What is a landscape, really? When one considers the many styles and views and approaches, it is a difficult concept to explain. The Plein Air painters of the 19th century sought a direct engagement with subject matter by bringing the materials out into the open air. The Hudson River School on the other hand brought sketches and color studies into the studio to increase the scale and apply a more romantic and sublime approach to the mostly American landscapes they rendered. Artists have used modeled ethereal transparent layers to capture the mist and fog of natural phenomenon. They also employ gestural paint swirls and arbitrary color choices to give personal interpretation of the spaces being represented. Also, photographers captured land, sea, air, and space. The digital simulated world gives imagined vistas in still, 3d, and interactive varieties.

The marking off of space with defined boundaries is innate, with Çatalhöyük, an archeological site in Turkey that is perhaps one of the earlier cities, having an early example of a landscape. The artist proclaims "I was here!" Mark Rothko and Caspar David Freidrich provide minimal and contemplative visual ponderings that ask viewers to peer into the the infinite, or the abyss. This range validates the persistent need of artists to express real and imagined vistas. When installed in interior and confined spaces, landscapes open and expand the limits imposed by walls. The imagination of the artist temporarily teleports the viewer to places real and invented. They can narrate a mood or feeling through color, space, and process.
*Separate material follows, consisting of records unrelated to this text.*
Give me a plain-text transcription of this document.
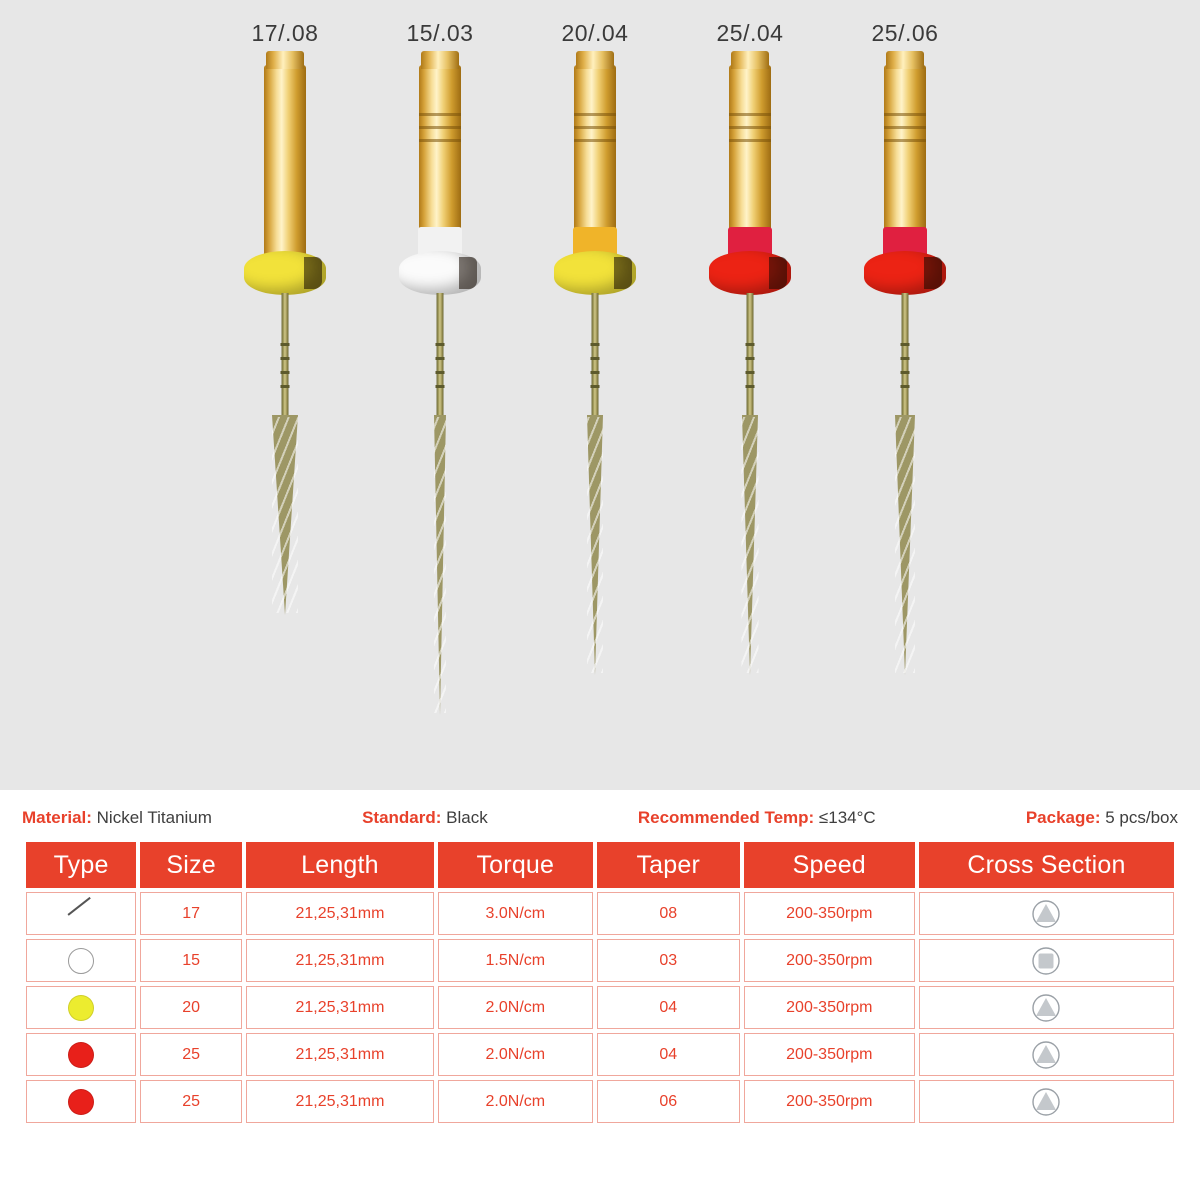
17/.08	15/.03	20/.04	25/.04	25/.06
Material: Nickel Titanium	Standard: Black	Recommended Temp: ≤134°C	Package: 5 pcs/box
Type	Size	Length	Torque	Taper	Speed	Cross Section
	17	21,25,31mm	3.0N/cm	08	200-350rpm	
	15	21,25,31mm	1.5N/cm	03	200-350rpm	
	20	21,25,31mm	2.0N/cm	04	200-350rpm	
	25	21,25,31mm	2.0N/cm	04	200-350rpm	
	25	21,25,31mm	2.0N/cm	06	200-350rpm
Though my work is abstract, my intent is to evoke place. Often I use memory as a catalyst, but I also allow materials and motifs to provide the inspiration for imagined vistas. As our technology like the new telescopes expand our view of the universe, I imagine that I am stand on the shore of an ocean on some distant exoplanet. The horizon marks the limit of visual perception, but the mind contemplates and transports to infinite vistas.